In Jesus Christ, we were chosen for God's so loved the world that whosoever, that's anybody regardless of circumstances. We were chosen and now we have to choose, and we choose to receive Christ to run my life and I'll not run my life, to run your life and you'll not run your life. And then all of a sudden, we're in the family of God and all of a sudden, all of these things we encounter begin to take on new life and eternal meaning. After the beatitudes, Matthew 5, all the happy, happy, happy, happy, happy, blessed, blessed, blessed, blessed, blessed, you get there and you know what Jesus says? He said, "Those now who have been chosen and they have chosen me to come into their life," he says, "Guess what? Guess who you are". He said, "You are the salt of the earth". He says, "You are the light of the world".
Boy, that is gigantic. He said a salt that's lost its flavor... by the way, salt never loses its flavor. It uses its flavor when they put a little pinch of salt in a bowl of soup that big, you won't taste the salt, will you? So, we are salty as we're in Christ, but we lose our tang, our flavor, our thrust of our Christian life when it's so watered down with so much stuff that we do and we're involved in this world. It gets watered down. That's what... how salt loses its flavor. And what about light? You're the light of the world. Take these four things that we're dealing with just in this one chapter, and you take someone who is in Christ Jesus and their life is salty and their life turns on the lights. Take a salty Christian and someone who turns the light on in justice, watch injustice run.
Watch the power brokers who are pushing all the exploitation of people get out of the way when we simply turn on the light of our lives and we pour salt in that situation. That'll take care of injustice in the name of the Lord Jesus Christ. And then you come and you take the next thing that we have. Not only was there injustice, there was success. "Well, I'm not as successful". You take success and define it as discovering the will and purpose of God as to where you are and where I am, all of a sudden, there is a salty life. There is a life that turns lights on, wherever you go illuminates every dark place, all of a sudden, that is success that will last here and forever.
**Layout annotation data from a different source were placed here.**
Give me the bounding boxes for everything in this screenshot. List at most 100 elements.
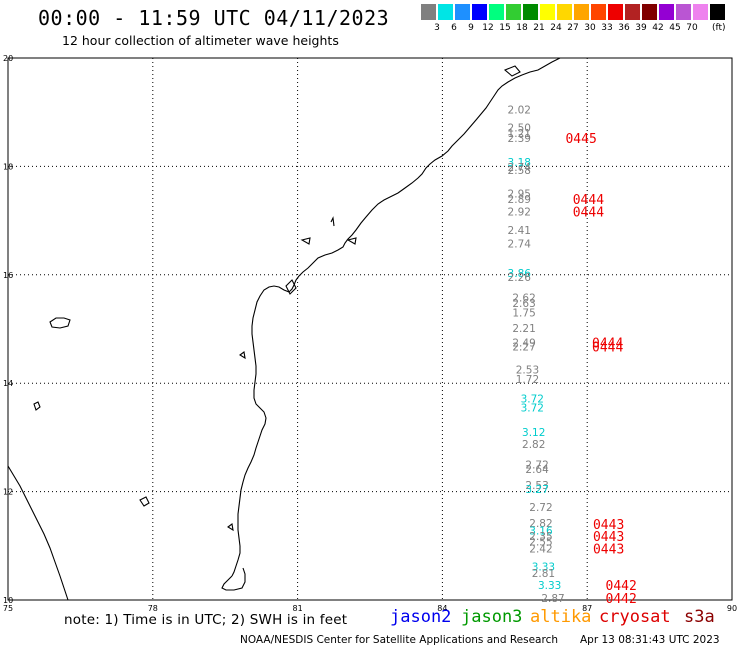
latitude-labels: 20 18 16 14 12 10 <box>3 54 13 605</box>
wave-height-value: 3.72 <box>521 393 544 405</box>
scale-swatch <box>540 4 555 20</box>
legend-altika: altika <box>530 607 592 627</box>
wave-height-value: 2.72 <box>529 502 552 514</box>
scale-label: 21 <box>533 23 545 33</box>
scale-swatch <box>523 4 538 20</box>
wave-height-value: 1.21 <box>508 128 531 140</box>
wave-height-value: 2.62 <box>512 293 535 305</box>
island <box>503 65 521 77</box>
wave-height-value: 3.16 <box>529 526 553 538</box>
wave-height-value: 2.74 <box>508 238 532 250</box>
wave-height-value: 2.35 <box>529 531 552 543</box>
wave-height-value: 2.92 <box>508 206 531 218</box>
scale-label: 39 <box>635 23 647 33</box>
wave-height-value: 3.12 <box>522 427 545 439</box>
scale-swatch <box>710 4 725 20</box>
pass-time-label: 0444 <box>573 205 604 220</box>
island <box>49 317 71 329</box>
scale-label: 30 <box>584 23 596 33</box>
wave-height-value: 3.72 <box>521 403 544 415</box>
wave-height-value: 2.82 <box>529 518 552 530</box>
longitude-label: 75 <box>3 604 13 613</box>
lower-coastline <box>221 567 246 591</box>
scale-label: 33 <box>601 23 613 33</box>
scale-label: 45 <box>669 23 681 33</box>
pass-time-label: 0445 <box>565 132 596 147</box>
scale-swatch <box>455 4 470 20</box>
wave-height-value: 3.18 <box>508 157 531 169</box>
pass-time-label: 0443 <box>593 543 624 558</box>
longitude-label: 81 <box>293 604 303 613</box>
latitude-label: 14 <box>3 379 13 388</box>
wave-height-value: 1.75 <box>512 308 535 320</box>
island <box>346 237 357 245</box>
scale-swatch <box>421 4 436 20</box>
wave-height-value: 2.26 <box>508 272 532 284</box>
wave-height-value: 2.42 <box>529 544 552 556</box>
credit-line: NOAA/NESDIS Center for Satellite Applica… <box>240 634 558 646</box>
legend-jason3: jason3 <box>461 607 523 627</box>
island <box>285 279 297 295</box>
scale-label: 12 <box>482 23 494 33</box>
wave-height-value: 2.82 <box>522 439 545 451</box>
scale-swatch <box>659 4 674 20</box>
island <box>239 351 246 360</box>
wave-height-value: 2.72 <box>525 460 548 472</box>
scale-swatch <box>438 4 453 20</box>
scale-swatch <box>489 4 504 20</box>
island <box>33 401 41 411</box>
scale-swatch <box>574 4 589 20</box>
scale-swatch <box>472 4 487 20</box>
scale-label: 70 <box>686 23 698 33</box>
scale-label: 36 <box>618 23 630 33</box>
scale-label: 15 <box>499 23 511 33</box>
wave-height-value: 2.21 <box>512 323 535 335</box>
island <box>227 523 234 532</box>
wave-height-value: 3.27 <box>525 484 548 496</box>
wave-height-value: 2.53 <box>525 480 548 492</box>
scale-swatch <box>506 4 521 20</box>
scale-swatch <box>557 4 572 20</box>
pass-time-label: 0442 <box>606 579 637 594</box>
pass-time-label: 0443 <box>593 530 624 545</box>
pass-time-label: 0442 <box>606 592 637 607</box>
wave-height-value: 2.74 <box>508 162 532 174</box>
pass-time-label: 0443 <box>593 518 624 533</box>
wave-height-value: 1.72 <box>516 374 539 386</box>
wave-height-value: 2.89 <box>508 194 531 206</box>
wave-height-value: 2.27 <box>512 341 535 353</box>
scale-swatch <box>693 4 708 20</box>
scale-label: 42 <box>652 23 664 33</box>
latitude-label: 12 <box>3 488 13 497</box>
wave-height-value: 2.95 <box>508 189 531 201</box>
latitude-label: 18 <box>3 162 13 171</box>
wave-height-value: 2.87 <box>541 593 564 605</box>
scale-swatch <box>625 4 640 20</box>
pass-time-label: 0444 <box>573 193 604 208</box>
longitude-label: 78 <box>148 604 158 613</box>
wave-height-value: 3.86 <box>508 268 532 280</box>
wave-height-value: 3.33 <box>538 580 561 592</box>
west-coastline <box>7 465 69 601</box>
wave-height-value: 2.41 <box>508 225 531 237</box>
scale-swatch <box>676 4 691 20</box>
scale-swatch <box>591 4 606 20</box>
wave-height-value: 2.81 <box>532 568 555 580</box>
coastline <box>7 57 561 601</box>
map-frame <box>7 57 733 601</box>
scale-label: 9 <box>468 23 474 33</box>
legend-s3a: s3a <box>684 607 715 627</box>
scale-label: 18 <box>516 23 528 33</box>
map-title: 00:00 - 11:59 UTC 04/11/2023 <box>38 6 390 30</box>
wave-height-value: 2.50 <box>508 122 531 134</box>
generated-timestamp: Apr 13 08:31:43 UTC 2023 <box>580 634 720 646</box>
wave-height-value: 2.55 <box>529 536 552 548</box>
wave-height-value: 3.33 <box>532 561 555 573</box>
island <box>330 216 335 227</box>
island <box>300 237 311 245</box>
scale-label: 6 <box>451 23 457 33</box>
legend-cryosat: cryosat <box>599 607 671 627</box>
pass-time-label: 0444 <box>592 337 623 352</box>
See, the difference when you bring Jesus Christ in these situations, changes everything, revolutionizes everything, takes things that are passing in transit and makes them permanent and eternal because it's a part of the kingdom of God almighty on this earth. See, the difference we have? And loneliness, can anybody be really lonely when you know there's the salt of Jesus in your life? There's the light of Christ lighting up all the dark places in your life. There's no room for loneliness. There's only room for ministry, and meaning, and significance as you touch the lives of others. Boy, it's such a powerful thing when you take all of this that's Solomon is whining about, and doesn't understand, and thinks, "I can't make rhyme or reason out of it," and you plug in a salty Christian that life is lighted up by Jesus Christ.
Let me tell ya something, it's a whole new world there. Popularity doesn't make any difference. They can boo or cheer, but you're on the team of God almighty and you are salty and you're lighting up everything. You know God's a part of your life. See what happens when you take him who is above the sun and invite him to come into your life while we're under the sun. It takes care of everything and it makes a life that seemingly does not have significance be eternally meaningful.